Skrobarcek and colleagues assessed data collected by the CDC’s Emerging Infections Program, which conducts CDI surveillance in 35 counties in 10 states. According to the study, there were 9,682 CA-CDI cases identified in these areas during 2014-2015, of which 9,413 (97.2%) were included in the analysis.
According to the study, an analysis “identified a three-factor model that accounted for 95% of the observed variance.” They referred to the SES variables as “poverty,” “foreign born” and “high income.”
Using a multivariate analysis, Skrobaracek and colleagues determined that “poverty” (RR = 1.19; 95% CI, 1.15-1.22) and “foreign born” (RR = 1.05; CI, 1.02-1.08) were significantly associated with high CA-CDI incidence, whereas “high income” was significantly associated with low CA-CDI incidence (RR = 0.95; CI, 0.92-0.97).

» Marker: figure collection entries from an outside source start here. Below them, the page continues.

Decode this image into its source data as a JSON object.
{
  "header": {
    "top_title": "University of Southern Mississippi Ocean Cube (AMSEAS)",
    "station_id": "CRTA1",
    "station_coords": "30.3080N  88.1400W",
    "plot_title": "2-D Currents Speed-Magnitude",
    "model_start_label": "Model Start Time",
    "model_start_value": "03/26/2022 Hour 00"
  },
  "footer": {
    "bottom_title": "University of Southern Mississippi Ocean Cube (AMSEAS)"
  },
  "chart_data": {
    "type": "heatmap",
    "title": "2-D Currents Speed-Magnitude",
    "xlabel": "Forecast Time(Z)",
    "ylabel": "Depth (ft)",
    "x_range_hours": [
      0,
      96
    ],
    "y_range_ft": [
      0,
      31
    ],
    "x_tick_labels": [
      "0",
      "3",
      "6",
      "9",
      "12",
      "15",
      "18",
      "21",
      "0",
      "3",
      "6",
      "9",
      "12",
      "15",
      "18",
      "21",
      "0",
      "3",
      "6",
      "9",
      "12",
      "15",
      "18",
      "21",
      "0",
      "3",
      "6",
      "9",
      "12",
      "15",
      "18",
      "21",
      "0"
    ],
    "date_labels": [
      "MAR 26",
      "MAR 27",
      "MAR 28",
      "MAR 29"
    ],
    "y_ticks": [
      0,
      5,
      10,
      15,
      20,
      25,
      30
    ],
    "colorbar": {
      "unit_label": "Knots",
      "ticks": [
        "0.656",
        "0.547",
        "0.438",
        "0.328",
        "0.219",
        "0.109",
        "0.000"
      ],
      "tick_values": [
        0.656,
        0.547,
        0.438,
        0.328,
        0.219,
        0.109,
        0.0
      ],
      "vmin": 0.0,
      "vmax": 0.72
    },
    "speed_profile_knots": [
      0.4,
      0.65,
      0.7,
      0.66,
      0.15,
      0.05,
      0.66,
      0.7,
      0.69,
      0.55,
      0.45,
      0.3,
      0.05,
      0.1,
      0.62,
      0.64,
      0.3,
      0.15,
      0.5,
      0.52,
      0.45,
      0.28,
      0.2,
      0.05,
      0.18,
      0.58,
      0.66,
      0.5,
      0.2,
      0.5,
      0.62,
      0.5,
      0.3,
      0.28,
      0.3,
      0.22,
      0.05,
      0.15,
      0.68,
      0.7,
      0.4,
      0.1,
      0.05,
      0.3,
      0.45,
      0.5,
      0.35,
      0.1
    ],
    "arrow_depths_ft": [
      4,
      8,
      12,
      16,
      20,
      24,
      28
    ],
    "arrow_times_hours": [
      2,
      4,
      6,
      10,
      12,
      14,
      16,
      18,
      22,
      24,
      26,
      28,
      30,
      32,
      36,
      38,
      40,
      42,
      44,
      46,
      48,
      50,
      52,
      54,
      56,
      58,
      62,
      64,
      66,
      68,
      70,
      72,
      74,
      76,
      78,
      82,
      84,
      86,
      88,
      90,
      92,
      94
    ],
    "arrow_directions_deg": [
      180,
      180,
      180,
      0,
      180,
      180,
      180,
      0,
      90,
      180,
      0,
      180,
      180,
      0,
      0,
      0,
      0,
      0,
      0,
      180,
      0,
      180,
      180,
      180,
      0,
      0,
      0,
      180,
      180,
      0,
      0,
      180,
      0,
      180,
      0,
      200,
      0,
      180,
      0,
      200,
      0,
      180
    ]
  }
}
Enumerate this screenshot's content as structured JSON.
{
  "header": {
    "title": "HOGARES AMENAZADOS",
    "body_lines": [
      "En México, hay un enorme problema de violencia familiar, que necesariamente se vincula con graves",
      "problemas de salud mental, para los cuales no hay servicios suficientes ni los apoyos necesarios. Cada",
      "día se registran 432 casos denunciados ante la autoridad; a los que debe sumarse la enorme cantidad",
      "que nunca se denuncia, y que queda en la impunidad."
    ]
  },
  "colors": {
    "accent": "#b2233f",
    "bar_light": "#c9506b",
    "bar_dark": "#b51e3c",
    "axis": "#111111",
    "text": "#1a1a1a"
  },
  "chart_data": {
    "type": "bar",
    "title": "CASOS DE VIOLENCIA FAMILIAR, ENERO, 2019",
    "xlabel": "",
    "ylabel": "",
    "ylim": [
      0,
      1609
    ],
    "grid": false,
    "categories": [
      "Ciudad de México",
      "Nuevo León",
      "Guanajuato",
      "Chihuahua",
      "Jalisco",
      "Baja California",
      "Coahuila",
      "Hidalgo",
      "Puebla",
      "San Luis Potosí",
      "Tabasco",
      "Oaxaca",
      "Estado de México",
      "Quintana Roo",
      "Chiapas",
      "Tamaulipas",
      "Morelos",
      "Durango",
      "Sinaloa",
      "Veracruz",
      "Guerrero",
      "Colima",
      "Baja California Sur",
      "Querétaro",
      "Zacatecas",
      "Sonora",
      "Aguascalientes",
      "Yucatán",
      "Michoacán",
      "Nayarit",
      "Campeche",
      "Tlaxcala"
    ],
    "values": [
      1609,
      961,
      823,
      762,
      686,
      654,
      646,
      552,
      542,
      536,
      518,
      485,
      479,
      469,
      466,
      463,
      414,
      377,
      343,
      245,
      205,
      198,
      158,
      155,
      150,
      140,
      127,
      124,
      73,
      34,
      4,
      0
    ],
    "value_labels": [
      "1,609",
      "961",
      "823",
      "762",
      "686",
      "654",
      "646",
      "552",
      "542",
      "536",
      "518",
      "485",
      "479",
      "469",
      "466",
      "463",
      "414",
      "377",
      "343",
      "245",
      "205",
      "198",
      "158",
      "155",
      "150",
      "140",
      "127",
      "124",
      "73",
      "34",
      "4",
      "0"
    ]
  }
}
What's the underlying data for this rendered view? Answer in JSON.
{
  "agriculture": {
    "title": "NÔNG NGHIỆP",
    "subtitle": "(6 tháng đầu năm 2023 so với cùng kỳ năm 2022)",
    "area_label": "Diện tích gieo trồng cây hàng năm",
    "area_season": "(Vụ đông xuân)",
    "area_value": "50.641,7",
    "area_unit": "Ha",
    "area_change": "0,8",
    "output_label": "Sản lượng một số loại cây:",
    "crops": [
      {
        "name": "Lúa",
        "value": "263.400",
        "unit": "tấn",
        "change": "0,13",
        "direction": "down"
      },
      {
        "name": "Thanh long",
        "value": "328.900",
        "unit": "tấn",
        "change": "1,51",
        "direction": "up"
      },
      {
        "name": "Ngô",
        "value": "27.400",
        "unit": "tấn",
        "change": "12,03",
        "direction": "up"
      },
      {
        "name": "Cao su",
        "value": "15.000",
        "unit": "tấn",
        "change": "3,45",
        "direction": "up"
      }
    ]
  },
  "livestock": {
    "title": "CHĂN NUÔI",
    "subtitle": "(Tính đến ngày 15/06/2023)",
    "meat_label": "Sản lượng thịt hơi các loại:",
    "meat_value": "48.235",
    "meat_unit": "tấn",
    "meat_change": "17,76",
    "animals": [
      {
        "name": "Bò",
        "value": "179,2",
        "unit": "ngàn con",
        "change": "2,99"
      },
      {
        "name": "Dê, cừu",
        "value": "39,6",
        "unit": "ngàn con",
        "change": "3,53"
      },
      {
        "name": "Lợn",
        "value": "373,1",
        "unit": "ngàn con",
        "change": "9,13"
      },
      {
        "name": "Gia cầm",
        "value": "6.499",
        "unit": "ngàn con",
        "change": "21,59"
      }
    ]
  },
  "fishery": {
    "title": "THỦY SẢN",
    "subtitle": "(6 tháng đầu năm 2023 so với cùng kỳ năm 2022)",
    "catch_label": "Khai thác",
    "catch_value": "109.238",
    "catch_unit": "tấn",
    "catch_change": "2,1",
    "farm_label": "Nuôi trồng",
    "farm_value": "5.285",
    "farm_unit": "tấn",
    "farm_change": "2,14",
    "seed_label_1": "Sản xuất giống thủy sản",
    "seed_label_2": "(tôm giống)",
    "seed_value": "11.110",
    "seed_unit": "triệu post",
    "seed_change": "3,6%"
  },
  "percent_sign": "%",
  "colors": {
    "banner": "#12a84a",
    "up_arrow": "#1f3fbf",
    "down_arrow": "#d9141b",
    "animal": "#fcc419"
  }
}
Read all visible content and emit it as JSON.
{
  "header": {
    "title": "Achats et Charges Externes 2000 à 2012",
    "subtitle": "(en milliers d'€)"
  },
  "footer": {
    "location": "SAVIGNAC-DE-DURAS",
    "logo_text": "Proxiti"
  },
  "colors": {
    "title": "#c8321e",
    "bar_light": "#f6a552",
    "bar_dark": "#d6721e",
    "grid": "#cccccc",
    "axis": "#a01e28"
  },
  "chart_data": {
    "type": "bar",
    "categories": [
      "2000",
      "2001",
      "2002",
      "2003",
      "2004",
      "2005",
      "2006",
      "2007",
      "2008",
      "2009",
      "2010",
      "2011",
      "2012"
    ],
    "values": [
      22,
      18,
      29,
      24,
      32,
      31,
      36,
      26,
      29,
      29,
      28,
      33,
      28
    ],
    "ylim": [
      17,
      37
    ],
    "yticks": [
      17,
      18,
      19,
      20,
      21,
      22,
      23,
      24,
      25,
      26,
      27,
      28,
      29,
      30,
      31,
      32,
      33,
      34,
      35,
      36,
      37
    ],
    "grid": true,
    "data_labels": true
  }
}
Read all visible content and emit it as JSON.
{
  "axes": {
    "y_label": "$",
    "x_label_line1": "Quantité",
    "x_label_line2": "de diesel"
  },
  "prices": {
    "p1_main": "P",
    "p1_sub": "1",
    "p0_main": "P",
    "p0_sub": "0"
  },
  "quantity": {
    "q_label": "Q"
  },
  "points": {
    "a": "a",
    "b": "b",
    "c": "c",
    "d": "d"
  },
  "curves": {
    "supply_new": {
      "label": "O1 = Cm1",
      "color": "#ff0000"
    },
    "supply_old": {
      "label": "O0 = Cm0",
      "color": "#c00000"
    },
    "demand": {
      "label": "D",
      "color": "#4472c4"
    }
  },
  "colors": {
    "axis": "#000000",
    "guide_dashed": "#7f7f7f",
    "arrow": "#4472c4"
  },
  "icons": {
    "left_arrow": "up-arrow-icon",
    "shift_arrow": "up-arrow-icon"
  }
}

According to Skrobarcek, there are many different components of SES that could lead to an increased risk for CA-CDI.
“We believe that living in an impoverished community could be a proxy for the type of outpatient health care exposures that increase one’s risk of developing CA-CDI,” she said, adding that individuals who are uninsured, or underinsured may be more likely to visit EDs a high-risk health care setting or that household crowding can lead to an increased risk for developing CDI, and that foreign-born populations and those who speak less English at home may not have adequate health education resources available in their preferred language, leading to an inadequate understanding of the risks associated with antibiotic use.
“This was only the first step to identify the types of communities where CA-CDI is emerging,” Skrobarcek said. “Future studies are needed to determine whether this association is due to the effect of an individual being impoverished, an individual living in an impoverished area, or a combination of both effects. Understanding the mechanisms by which SES factors impact CA-CDI incidence could help guide prevention efforts in these higher risk areas.”